Nancy Reagan called it her "special baby, grown to amazing size." And yesterday, she blew out the candles and sang "Happy Birthday" to ACTION's Foster Grandparents Program, which celebrated its 20th anniversary.
"It's really hard to say who benefits more in this program, the child or the foster grandparent," Mrs. Reagan told 53 "grandparents" from 50 states, Puerto Rico, the Virgin Islands and the District of Columbia at a White House luncheon paid for by Chase Manhattan Bank.
She said she has "loved what it's done" since she discovered the program in 1967 at Pacific State Hospital in Pomona, Calif.
"I was touring the grounds when suddenly I felt a little hand grab hold of mine," said Mrs. Reagan. "It turned out to be a little 9-year-old boy named George, and he stayed with me the rest of the day -- never letting go of my hand."

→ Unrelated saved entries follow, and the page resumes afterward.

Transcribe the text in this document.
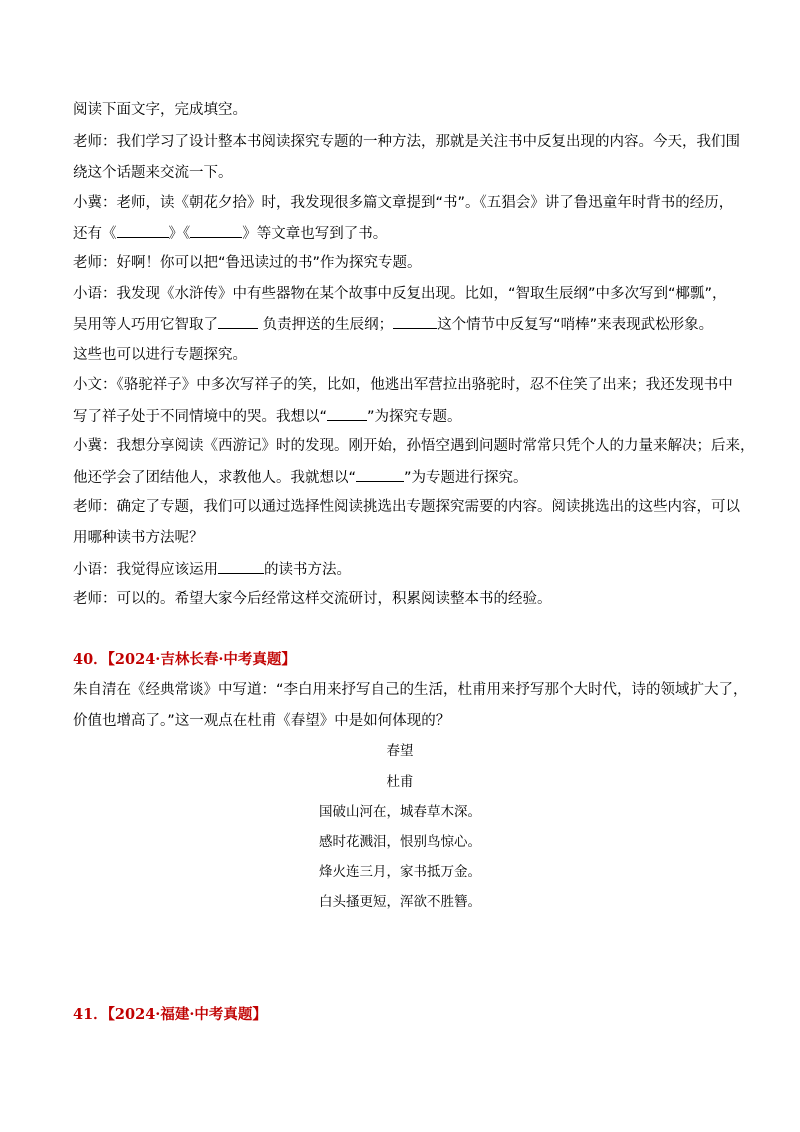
阅读下面文字，完成填空。
老师：我们学习了设计整本书阅读探究专题的一种方法，那就是关注书中反复出现的内容。今天，我们围
绕这个话题来交流一下。
小冀：老师，读《朝花夕拾》时，我发现很多篇文章提到“书”。《五猖会》讲了鲁迅童年时背书的经历，
还有《	》《	》等文章也写到了书。
老师：好啊！你可以把“鲁迅读过的书”作为探究专题。
小语：我发现《水浒传》中有些器物在某个故事中反复出现。比如，“智取生辰纲”中多次写到“椰瓢”，
吴用等人巧用它智取了	负责押送的生辰纲；	这个情节中反复写“哨棒”来表现武松形象。
这些也可以进行专题探究。
小文：《骆驼祥子》中多次写祥子的笑，比如，他逃出军营拉出骆驼时，忍不住笑了出来；我还发现书中
写了祥子处于不同情境中的哭。我想以“	”为探究专题。
小冀：我想分享阅读《西游记》时的发现。刚开始，孙悟空遇到问题时常常只凭个人的力量来解决；后来，
他还学会了团结他人，求教他人。我就想以“	”为专题进行探究。
老师：确定了专题，我们可以通过选择性阅读挑选出专题探究需要的内容。阅读挑选出的这些内容，可以
用哪种读书方法呢？
小语：我觉得应该运用	的读书方法。
老师：可以的。希望大家今后经常这样交流研讨，积累阅读整本书的经验。
40．【2024·吉林长春·中考真题】
朱自清在《经典常谈》中写道：“李白用来抒写自己的生活，杜甫用来抒写那个大时代，诗的领域扩大了，
价值也增高了。”这一观点在杜甫《春望》中是如何体现的？
春望
杜甫
国破山河在，城春草木深。
感时花溅泪，恨别鸟惊心。
烽火连三月，家书抵万金。
白头搔更短，浑欲不胜簪。
41．【2024·福建·中考真题】
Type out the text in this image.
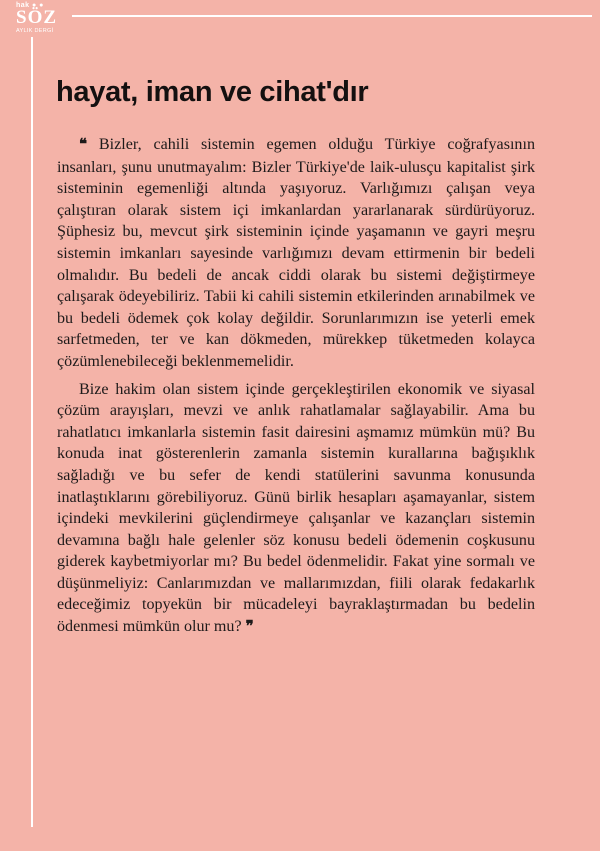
hak ● ●
SÖZ
AYLIK DERGİ
hayat, iman ve cihat'dır

❝ Bizler, cahili sistemin egemen olduğu Türkiye coğrafyasının insanları, şunu unutmayalım: Bizler Türkiye'de laik-ulusçu kapitalist şirk sisteminin egemenliği altında yaşıyoruz. Varlığımızı çalışan veya çalıştıran olarak sistem içi imkanlardan yararlanarak sürdürüyoruz. Şüphesiz bu, mevcut şirk sisteminin içinde yaşamanın ve gayri meşru sistemin imkanları sayesinde varlığımızı devam ettirmenin bir bedeli olmalıdır. Bu bedeli de ancak ciddi olarak bu sistemi değiştirmeye çalışarak ödeyebiliriz. Tabii ki cahili sistemin etkilerinden arınabilmek ve bu bedeli ödemek çok kolay değildir. Sorunlarımızın ise yeterli emek sarfetmeden, ter ve kan dökmeden, mürekkep tüketmeden kolayca çözümlenebileceği beklenmemelidir.

Bize hakim olan sistem içinde gerçekleştirilen ekonomik ve siyasal çözüm arayışları, mevzi ve anlık rahatlamalar sağlayabilir. Ama bu rahatlatıcı imkanlarla sistemin fasit dairesini aşmamız mümkün mü? Bu konuda inat gösterenlerin zamanla sistemin kurallarına bağışıklık sağladığı ve bu sefer de kendi statülerini savunma konusunda inatlaştıklarını görebiliyoruz. Günü birlik hesapları aşamayanlar, sistem içindeki mevkilerini güçlendirmeye çalışanlar ve kazançları sistemin devamına bağlı hale gelenler söz konusu bedeli ödemenin coşkusunu giderek kaybetmiyorlar mı? Bu bedel ödenmelidir. Fakat yine sormalı ve düşünmeliyiz: Canlarımızdan ve mallarımızdan, fiili olarak fedakarlık edeceğimiz topyekün bir mücadeleyi bayraklaştırmadan bu bedelin ödenmesi mümkün olur mu? ❞
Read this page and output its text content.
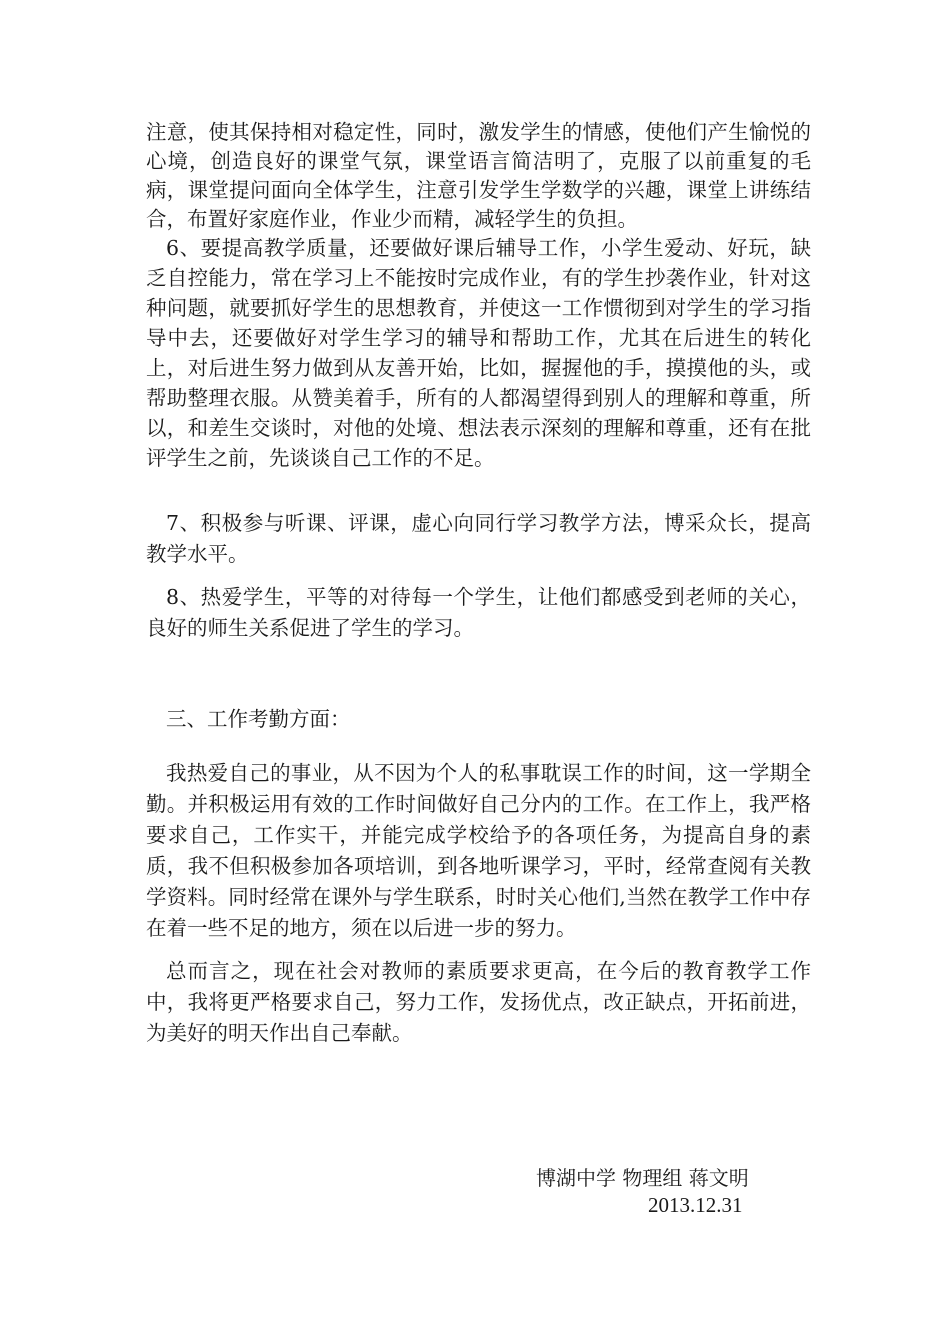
注意，使其保持相对稳定性，同时，激发学生的情感，使他们产生愉悦的心境，创造良好的课堂气氛，课堂语言简洁明了，克服了以前重复的毛病，课堂提问面向全体学生，注意引发学生学数学的兴趣，课堂上讲练结合，布置好家庭作业，作业少而精，减轻学生的负担。

6、要提高教学质量，还要做好课后辅导工作，小学生爱动、好玩，缺乏自控能力，常在学习上不能按时完成作业，有的学生抄袭作业，针对这种问题，就要抓好学生的思想教育，并使这一工作惯彻到对学生的学习指导中去，还要做好对学生学习的辅导和帮助工作，尤其在后进生的转化上，对后进生努力做到从友善开始，比如，握握他的手，摸摸他的头，或帮助整理衣服。从赞美着手，所有的人都渴望得到别人的理解和尊重，所以，和差生交谈时，对他的处境、想法表示深刻的理解和尊重，还有在批评学生之前，先谈谈自己工作的不足。

7、积极参与听课、评课，虚心向同行学习教学方法，博采众长，提高教学水平。

8、热爱学生，平等的对待每一个学生，让他们都感受到老师的关心，良好的师生关系促进了学生的学习。

三、工作考勤方面：

我热爱自己的事业，从不因为个人的私事耽误工作的时间，这一学期全勤。并积极运用有效的工作时间做好自己分内的工作。在工作上，我严格要求自己，工作实干，并能完成学校给予的各项任务，为提高自身的素质，我不但积极参加各项培训，到各地听课学习，平时，经常查阅有关教学资料。同时经常在课外与学生联系，时时关心他们,当然在教学工作中存在着一些不足的地方，须在以后进一步的努力。

总而言之，现在社会对教师的素质要求更高，在今后的教育教学工作中，我将更严格要求自己，努力工作，发扬优点，改正缺点，开拓前进，为美好的明天作出自己奉献。

博湖中学 物理组 蒋文明

2013.12.31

She left George that day to his foster grandparent, Roscoe, "but I never left the program, and the program never left my heart." Calling it a "simple idea with heartwarming results," she said, "no program has so captured my imagination and support in helping two special groups of Americans -- the elderly and the disadvantaged young."
Hailing Mrs. Reagan's role as "unprecedented," ACTION director Donna Alvarado said, "She is truly changing the world little by little, person to person, in her own quiet and persuasive way."
Jack Kenyon, branch chief in charge of the program, said three weeks after Reagan became president, Mrs. Reagan asked him and several others to a White House meeting to discuss how public awareness of Foster Grandparents might be increased.
Together they drafted a series of events to spotlight the ACTION program, which enlists low-income men and women, age 60 and over, to provide companionship to physically, emotionally and mentally handicapped children and those who are abused, neglected or have other special needs.
In her remarks, Mrs. Reagan said senior citizens in Foster Grandparents tell the world "that you can't stop aging, but you don't have to get old."
She quoted the actress Ethel Barrymore as saying "wrinkles should only indicate where smiles have been."
"Well," Mrs. Reagan said, "as with foster grandparents, I never seem to notice wrinkles, but I always see smiles."